In Phoenix, the Police Department has stopped providing officers with 100 rounds of ammunition per month for practice. Sgt. Trent Crump said 10 to 15 percent of the department’s 3,000 officers, who are assigned .40-caliber and .45-caliber handguns, had taken advantage of the ammunition for practice shooting.
The major U.S. manufacturers are running shifts around the clock to try to meet increased demand, Mr. Keane said. The foundation projected $1.5 billion from ammunition sales in 2011 and $2.8 billion from gun sales, totals that more than doubled in a decade.
Stockpiling has also been fuelled by false online rumours, such as one that purports a coming 5-cent tax on each bullet, which would triple the cost of a .22-caliber cartridge, said Hans Farnung, president of Beikirch’s Ammunition, a retailer and wholesaler in Rochester, New York, that sells in seven states.

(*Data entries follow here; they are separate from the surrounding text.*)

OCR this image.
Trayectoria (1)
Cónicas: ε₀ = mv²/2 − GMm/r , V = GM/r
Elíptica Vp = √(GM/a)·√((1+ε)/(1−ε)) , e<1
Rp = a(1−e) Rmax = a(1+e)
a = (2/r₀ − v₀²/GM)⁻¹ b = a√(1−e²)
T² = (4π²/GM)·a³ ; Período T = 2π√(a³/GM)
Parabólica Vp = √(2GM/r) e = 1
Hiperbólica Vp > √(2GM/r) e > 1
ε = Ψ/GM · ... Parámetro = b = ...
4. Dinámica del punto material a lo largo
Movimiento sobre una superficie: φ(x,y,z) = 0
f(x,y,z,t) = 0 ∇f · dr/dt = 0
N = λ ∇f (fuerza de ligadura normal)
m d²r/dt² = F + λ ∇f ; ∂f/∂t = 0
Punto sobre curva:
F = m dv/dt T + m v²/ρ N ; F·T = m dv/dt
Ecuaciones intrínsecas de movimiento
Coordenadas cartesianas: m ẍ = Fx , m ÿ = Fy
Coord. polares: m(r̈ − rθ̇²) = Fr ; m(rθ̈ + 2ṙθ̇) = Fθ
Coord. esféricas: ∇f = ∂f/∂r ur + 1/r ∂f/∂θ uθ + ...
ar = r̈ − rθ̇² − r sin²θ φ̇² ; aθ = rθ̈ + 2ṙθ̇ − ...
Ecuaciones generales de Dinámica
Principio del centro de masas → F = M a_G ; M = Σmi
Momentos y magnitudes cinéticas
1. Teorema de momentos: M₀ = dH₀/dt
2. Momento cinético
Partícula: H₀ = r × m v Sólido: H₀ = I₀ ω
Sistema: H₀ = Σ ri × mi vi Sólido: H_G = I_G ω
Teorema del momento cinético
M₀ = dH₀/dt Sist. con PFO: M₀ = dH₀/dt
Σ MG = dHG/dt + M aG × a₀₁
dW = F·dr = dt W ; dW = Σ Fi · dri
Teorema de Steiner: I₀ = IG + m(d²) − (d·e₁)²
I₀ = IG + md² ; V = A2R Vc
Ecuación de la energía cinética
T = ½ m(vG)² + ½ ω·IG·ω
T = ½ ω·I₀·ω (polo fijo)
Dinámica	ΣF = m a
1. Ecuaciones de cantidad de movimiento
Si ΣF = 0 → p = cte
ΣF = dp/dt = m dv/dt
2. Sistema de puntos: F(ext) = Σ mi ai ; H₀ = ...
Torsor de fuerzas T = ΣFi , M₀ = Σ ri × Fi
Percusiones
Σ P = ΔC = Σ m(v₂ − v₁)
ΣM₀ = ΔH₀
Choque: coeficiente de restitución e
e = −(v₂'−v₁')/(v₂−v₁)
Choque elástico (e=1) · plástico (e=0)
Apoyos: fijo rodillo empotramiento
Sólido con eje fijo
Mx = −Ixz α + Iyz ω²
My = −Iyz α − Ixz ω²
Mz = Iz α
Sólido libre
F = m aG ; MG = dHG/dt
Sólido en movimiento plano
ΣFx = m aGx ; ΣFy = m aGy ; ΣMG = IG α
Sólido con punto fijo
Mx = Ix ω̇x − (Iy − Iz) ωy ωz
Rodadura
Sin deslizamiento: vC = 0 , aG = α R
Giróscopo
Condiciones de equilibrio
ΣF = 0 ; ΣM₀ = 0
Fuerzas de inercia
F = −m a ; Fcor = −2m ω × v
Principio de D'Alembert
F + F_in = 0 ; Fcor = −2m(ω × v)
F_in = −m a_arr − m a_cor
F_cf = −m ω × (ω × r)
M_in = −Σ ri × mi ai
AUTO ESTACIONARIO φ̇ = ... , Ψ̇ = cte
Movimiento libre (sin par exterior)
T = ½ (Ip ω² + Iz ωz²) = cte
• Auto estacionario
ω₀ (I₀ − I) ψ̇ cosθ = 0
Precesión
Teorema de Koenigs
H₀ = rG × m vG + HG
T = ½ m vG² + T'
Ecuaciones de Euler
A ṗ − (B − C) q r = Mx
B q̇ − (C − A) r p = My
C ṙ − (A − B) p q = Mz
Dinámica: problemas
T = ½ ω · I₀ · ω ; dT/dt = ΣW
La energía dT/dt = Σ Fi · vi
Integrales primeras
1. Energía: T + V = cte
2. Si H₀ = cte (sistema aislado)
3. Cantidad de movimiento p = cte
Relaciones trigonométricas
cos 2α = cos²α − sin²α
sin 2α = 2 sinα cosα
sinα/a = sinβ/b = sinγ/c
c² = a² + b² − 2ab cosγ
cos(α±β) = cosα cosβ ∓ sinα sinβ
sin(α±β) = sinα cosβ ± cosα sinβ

“I don’t want to call them doomsdayers, but people get on these blogs on the Internet and they drive people’s fears,” he said. “They do not want to wait around and see.”
The tax rumour was fuelled by proposals in Connecticut, California and Illinois that haven’t advanced.
This isn’t the first U.S. run on ammunition. Walmart’s Kory Lundberg said the retail chain previously rationed in 2009, the year Obama entered the White House. However, sportsmen and tradesmen say the current shortages are nationwide, and the worst they’ve seen.
New York’s law will require ammunition sellers to register and buyers to undergo a background check starting Jan. 15, 2014. Richard Aborn, president of the Citizens Crime Commission of New York City, said the run on guns and ammunition isn’t surprising and is fuelled by “gross exaggerations.”